11 Juin 2020 , Rédigé par Nicole Grundlinger Publié dans #Romans

Si je n'avais pas dans ma bibliothèque un volume de la Pochothèque (Le livre de poche) rassemblant les trois premiers romans publiés des sœurs Brontë, j'avoue humblement que je n'aurais pas eu connaissance de celui-ci. Il est placé à la fin du volume, c'est aussi le plus court, après le pavé roboratif de Charlotte (Jane Eyre) et les envolées sombres et passionnées d'Emily (Les hauts de Hurlevent), pourtant, c'est celui qui a été écrit en premier par la plus jeune des sœurs, Anne. Totale découverte pour moi et, dès les premiers mots, je me suis coulée avec bonheur dans les phrases élégantes de cette toute jeune femme au style sobre mais non dénué de rythme ; un style et une façon de croquer ses personnages qui rappellent beaucoup Jane Austen.
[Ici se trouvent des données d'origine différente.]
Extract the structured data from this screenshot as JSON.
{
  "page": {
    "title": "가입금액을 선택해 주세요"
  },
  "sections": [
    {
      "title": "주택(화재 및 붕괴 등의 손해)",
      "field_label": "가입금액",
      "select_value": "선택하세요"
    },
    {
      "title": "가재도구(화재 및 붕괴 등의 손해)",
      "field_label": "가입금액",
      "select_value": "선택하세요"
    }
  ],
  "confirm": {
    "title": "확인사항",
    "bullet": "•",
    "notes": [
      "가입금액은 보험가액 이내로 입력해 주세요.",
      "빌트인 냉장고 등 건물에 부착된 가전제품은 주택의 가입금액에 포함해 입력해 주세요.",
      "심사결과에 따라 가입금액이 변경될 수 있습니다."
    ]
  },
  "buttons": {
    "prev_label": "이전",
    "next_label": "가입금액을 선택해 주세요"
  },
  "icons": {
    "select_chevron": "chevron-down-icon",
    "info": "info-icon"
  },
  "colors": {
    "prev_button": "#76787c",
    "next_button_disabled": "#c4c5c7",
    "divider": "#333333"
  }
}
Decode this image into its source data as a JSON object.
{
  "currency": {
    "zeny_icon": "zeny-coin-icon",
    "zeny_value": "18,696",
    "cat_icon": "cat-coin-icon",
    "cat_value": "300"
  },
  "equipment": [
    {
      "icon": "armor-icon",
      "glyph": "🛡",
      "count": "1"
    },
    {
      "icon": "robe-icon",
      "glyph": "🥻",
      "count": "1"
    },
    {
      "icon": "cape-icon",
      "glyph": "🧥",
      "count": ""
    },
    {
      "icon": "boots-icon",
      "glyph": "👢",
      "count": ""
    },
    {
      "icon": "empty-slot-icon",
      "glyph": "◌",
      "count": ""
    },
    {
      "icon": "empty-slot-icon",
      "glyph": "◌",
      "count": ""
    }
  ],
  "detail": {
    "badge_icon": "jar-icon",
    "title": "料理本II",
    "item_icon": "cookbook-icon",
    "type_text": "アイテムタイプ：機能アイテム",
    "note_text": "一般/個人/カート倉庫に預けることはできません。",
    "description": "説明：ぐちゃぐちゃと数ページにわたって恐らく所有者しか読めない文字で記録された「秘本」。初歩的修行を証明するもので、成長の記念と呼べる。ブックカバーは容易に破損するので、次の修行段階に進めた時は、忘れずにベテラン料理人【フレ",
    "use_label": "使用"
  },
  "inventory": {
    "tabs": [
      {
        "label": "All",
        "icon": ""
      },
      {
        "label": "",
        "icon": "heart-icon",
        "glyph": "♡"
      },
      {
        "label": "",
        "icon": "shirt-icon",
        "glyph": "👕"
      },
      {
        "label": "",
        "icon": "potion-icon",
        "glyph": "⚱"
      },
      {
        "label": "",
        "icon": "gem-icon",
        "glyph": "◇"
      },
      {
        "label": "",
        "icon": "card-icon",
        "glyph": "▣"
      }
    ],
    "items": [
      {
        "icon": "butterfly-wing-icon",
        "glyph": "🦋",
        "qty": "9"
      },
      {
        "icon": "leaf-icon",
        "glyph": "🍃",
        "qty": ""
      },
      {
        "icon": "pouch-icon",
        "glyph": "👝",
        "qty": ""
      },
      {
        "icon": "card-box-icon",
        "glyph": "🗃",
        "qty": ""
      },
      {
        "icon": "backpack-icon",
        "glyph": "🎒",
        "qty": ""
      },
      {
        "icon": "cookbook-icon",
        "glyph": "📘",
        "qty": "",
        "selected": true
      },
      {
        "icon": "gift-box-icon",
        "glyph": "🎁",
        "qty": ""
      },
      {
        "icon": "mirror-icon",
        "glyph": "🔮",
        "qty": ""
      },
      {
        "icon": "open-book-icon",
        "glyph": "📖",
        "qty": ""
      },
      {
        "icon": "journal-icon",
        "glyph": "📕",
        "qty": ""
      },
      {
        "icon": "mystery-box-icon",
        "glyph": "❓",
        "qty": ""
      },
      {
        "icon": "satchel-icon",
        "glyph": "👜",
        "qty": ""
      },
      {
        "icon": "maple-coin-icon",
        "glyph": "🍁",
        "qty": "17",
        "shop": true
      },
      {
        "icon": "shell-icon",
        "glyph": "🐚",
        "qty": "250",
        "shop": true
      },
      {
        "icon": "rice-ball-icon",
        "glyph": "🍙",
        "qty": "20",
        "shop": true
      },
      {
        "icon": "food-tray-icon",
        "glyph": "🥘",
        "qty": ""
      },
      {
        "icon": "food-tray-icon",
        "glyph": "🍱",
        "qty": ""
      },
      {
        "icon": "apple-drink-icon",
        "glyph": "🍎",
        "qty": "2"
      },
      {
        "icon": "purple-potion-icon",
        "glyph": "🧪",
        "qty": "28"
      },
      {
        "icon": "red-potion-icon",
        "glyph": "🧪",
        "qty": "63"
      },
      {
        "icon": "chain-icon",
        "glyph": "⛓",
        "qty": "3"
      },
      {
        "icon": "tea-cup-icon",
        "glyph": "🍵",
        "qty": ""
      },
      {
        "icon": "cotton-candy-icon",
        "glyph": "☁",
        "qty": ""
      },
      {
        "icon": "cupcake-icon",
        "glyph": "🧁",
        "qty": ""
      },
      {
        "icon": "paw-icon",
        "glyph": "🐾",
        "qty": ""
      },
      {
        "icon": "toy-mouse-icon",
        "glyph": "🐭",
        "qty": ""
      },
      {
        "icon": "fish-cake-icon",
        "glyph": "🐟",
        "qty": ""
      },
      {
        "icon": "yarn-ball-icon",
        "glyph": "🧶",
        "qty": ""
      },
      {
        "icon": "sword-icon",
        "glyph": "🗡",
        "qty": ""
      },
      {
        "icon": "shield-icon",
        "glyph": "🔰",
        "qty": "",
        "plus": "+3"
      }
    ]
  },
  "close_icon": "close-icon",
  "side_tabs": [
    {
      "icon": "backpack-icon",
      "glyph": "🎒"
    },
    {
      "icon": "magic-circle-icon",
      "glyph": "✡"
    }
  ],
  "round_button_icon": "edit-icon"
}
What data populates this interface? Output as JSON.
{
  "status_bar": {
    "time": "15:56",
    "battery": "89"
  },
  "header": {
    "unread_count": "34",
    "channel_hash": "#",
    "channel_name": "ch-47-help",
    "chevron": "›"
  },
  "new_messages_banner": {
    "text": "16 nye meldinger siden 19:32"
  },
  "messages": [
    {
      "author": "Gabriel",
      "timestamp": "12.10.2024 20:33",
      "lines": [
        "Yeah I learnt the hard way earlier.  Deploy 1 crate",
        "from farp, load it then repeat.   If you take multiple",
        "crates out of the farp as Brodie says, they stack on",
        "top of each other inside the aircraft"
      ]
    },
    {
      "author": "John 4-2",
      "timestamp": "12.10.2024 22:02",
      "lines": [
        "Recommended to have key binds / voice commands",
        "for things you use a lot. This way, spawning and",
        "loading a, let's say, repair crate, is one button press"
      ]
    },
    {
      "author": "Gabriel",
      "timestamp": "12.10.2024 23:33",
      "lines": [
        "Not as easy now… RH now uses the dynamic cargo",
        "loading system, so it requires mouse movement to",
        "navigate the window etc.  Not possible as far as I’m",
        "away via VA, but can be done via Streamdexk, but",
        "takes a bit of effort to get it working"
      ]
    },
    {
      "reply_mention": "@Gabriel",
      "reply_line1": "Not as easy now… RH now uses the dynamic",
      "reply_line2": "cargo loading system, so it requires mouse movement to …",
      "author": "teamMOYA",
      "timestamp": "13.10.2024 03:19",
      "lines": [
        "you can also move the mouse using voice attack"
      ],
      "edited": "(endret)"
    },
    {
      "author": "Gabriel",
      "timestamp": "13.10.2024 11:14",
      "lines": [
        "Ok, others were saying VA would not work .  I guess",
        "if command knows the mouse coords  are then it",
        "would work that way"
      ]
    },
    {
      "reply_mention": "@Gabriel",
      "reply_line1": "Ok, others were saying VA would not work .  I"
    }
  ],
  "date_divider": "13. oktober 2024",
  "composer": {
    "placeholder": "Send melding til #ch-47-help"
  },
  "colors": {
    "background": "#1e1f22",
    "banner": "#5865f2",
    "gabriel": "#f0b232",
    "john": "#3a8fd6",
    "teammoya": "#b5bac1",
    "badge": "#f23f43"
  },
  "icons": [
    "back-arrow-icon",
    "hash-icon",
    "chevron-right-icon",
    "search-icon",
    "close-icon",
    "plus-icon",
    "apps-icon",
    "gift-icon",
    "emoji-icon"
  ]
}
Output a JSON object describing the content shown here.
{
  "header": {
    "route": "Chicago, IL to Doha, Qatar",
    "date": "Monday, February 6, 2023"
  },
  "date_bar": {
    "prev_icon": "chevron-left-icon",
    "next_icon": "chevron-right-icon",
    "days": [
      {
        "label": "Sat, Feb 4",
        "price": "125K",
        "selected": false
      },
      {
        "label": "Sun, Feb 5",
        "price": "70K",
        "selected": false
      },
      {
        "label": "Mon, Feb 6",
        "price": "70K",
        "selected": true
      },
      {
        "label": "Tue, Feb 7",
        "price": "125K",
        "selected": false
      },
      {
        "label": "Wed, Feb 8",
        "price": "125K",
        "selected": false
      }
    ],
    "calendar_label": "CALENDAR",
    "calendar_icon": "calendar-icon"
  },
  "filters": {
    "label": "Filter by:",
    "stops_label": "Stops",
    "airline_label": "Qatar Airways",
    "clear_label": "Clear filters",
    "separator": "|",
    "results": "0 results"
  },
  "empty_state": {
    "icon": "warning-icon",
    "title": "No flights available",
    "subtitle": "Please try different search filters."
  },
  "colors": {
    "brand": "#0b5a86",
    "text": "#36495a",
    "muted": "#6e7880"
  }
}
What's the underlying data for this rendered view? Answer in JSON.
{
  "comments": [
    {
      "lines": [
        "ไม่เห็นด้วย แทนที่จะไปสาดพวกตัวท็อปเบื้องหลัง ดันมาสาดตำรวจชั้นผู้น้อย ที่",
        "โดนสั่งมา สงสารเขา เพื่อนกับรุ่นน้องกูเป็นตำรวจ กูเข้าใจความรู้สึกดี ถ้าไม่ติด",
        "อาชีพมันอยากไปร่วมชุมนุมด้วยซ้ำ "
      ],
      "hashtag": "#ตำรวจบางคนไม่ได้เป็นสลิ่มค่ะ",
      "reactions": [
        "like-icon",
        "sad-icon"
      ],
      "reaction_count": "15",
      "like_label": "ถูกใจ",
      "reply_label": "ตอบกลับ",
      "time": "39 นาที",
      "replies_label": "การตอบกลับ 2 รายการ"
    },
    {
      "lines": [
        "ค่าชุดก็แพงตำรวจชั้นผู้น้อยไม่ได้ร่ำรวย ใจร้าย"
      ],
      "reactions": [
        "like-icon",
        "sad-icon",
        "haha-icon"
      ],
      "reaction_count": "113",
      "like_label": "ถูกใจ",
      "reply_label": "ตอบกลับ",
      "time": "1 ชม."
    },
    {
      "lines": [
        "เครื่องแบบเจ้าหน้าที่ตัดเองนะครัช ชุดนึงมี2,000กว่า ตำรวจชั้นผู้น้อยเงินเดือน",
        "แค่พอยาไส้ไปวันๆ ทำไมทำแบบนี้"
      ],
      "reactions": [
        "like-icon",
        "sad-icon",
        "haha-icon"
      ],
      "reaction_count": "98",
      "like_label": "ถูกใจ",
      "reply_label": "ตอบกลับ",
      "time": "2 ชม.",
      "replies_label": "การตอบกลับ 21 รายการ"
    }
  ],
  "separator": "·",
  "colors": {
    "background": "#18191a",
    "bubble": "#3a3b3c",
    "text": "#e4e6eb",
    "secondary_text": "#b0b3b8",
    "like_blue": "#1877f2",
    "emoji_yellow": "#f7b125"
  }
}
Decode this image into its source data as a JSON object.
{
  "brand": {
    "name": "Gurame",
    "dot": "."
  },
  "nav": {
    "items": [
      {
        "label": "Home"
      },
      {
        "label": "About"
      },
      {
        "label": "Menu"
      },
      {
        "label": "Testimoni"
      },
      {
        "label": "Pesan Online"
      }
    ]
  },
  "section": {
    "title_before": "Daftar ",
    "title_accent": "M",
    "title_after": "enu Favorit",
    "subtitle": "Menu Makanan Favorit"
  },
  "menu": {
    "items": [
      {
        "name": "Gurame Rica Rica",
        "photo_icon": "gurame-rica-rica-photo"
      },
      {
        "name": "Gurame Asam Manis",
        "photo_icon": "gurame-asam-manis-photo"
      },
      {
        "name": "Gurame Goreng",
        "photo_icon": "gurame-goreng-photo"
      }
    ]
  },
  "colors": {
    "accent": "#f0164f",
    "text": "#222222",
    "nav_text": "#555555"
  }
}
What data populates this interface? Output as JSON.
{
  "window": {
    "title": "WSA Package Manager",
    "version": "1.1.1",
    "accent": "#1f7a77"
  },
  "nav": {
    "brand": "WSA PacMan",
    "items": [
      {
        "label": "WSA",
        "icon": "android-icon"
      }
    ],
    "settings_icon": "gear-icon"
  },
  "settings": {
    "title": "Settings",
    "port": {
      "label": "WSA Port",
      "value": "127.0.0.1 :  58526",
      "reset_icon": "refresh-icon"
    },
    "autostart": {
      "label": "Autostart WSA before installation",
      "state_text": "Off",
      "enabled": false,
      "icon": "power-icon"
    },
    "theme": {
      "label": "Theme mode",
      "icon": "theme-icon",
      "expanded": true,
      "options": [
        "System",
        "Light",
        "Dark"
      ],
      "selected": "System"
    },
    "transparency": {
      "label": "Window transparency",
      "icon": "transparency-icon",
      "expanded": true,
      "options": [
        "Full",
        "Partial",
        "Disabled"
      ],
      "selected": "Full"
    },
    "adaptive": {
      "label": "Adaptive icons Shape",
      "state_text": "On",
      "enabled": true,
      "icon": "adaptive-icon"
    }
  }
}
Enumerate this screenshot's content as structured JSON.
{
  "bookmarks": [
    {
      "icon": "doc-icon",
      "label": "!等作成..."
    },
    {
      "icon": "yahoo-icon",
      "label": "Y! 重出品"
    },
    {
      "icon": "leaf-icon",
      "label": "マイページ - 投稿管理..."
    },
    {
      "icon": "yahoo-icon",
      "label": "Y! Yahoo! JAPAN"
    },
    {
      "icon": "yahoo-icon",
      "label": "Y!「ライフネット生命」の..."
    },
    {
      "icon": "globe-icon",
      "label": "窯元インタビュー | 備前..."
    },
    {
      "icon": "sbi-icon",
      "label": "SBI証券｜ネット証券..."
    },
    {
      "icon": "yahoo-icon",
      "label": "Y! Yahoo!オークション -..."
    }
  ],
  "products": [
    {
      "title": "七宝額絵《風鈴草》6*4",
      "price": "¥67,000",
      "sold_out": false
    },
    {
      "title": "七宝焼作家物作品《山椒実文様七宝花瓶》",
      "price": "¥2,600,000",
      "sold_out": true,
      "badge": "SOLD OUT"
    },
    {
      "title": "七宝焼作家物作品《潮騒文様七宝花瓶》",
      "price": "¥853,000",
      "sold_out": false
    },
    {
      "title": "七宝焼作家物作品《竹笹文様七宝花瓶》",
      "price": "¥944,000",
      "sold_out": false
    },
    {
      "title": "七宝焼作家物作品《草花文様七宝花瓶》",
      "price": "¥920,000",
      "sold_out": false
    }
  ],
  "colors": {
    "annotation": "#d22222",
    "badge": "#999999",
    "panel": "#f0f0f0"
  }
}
Agnes Grey est une toute jeune femme issue d'une famille aimante mais pauvre, sa mère n'ayant pas hésité à renoncer au confort matériel pour épouser un pasteur, provoquant ainsi la rupture avec sa famille. Alors que la santé de son père faiblit, Agnes décide de se faire engager comme gouvernante afin d'apporter sa contribution à l'entretien de la maison. Et ce sont donc ses expériences, a priori inspirées de celles vécues par Anne Brontë qui figurent le contexte du roman publié en 1847. A la lecture de cette présentation on peut froncer les sourcils et soupirer en se disant que ça doit être bien ennuyeux... On aurait tort, c'est passionnant. Anne Brontë a le sens du portrait psychologique et l'intelligence joliment aiguisée. Son récit est addictif, grâce à un bel équilibre entre le traitement romanesque et le propos engagé (oui, engagé) qui vient pimenter la narration faussement sage.

Cette position de gouvernante permet de montrer toute la complexité d'existence pour une jeune fille pauvre dans cette Angleterre victorienne. La comparaison avec Miss Murray, l'aînée des jeunes filles dont elle s'occupera jusqu'au mariage de cette dernière est particulièrement révélatrice et le contraste est mis en scène avec une pointe de férocité qui n'en fait jamais trop. Agnes Grey est cultivée, ouverte aux autres, curieuse, bienveillante sans toutefois se priver de remarquer les injustices même si les moyens de les combattre sont quasiment inexistants. Ses remarques sur l'exercice de sa profession "Je ne saurais guère concevoir de situation plus tourmentée que celle où, malgré le plus grand désir de réussir, malgré toute la peine qu'on se donne pour accomplir son devoir, on voit ses efforts contrariés et anéantis par ceux qu'on a en-dessous de soi, et en même temps blâmés à tort et mésestimés par ceux qui sont au-dessus" parleront à bien des travailleurs encore aujourd'hui. Quant à la tirade de Mrs Murray lui expliquant ce qui à ses yeux fait une bonne gouvernante, elle est tout simplement savoureuse. On notera également un plaidoyer en faveur du respect des animaux comme étant des "créatures sensibles" où l'on voit Agnes Grey s'opposer aux jeux cruels des enfants gâtés dont elle a la charge, auxquels on a toujours expliqué que les animaux ont été créés au service de l'homme. Défense des travailleurs et défense des animaux, pas mal pour une jeune fille de dix-neuf ans !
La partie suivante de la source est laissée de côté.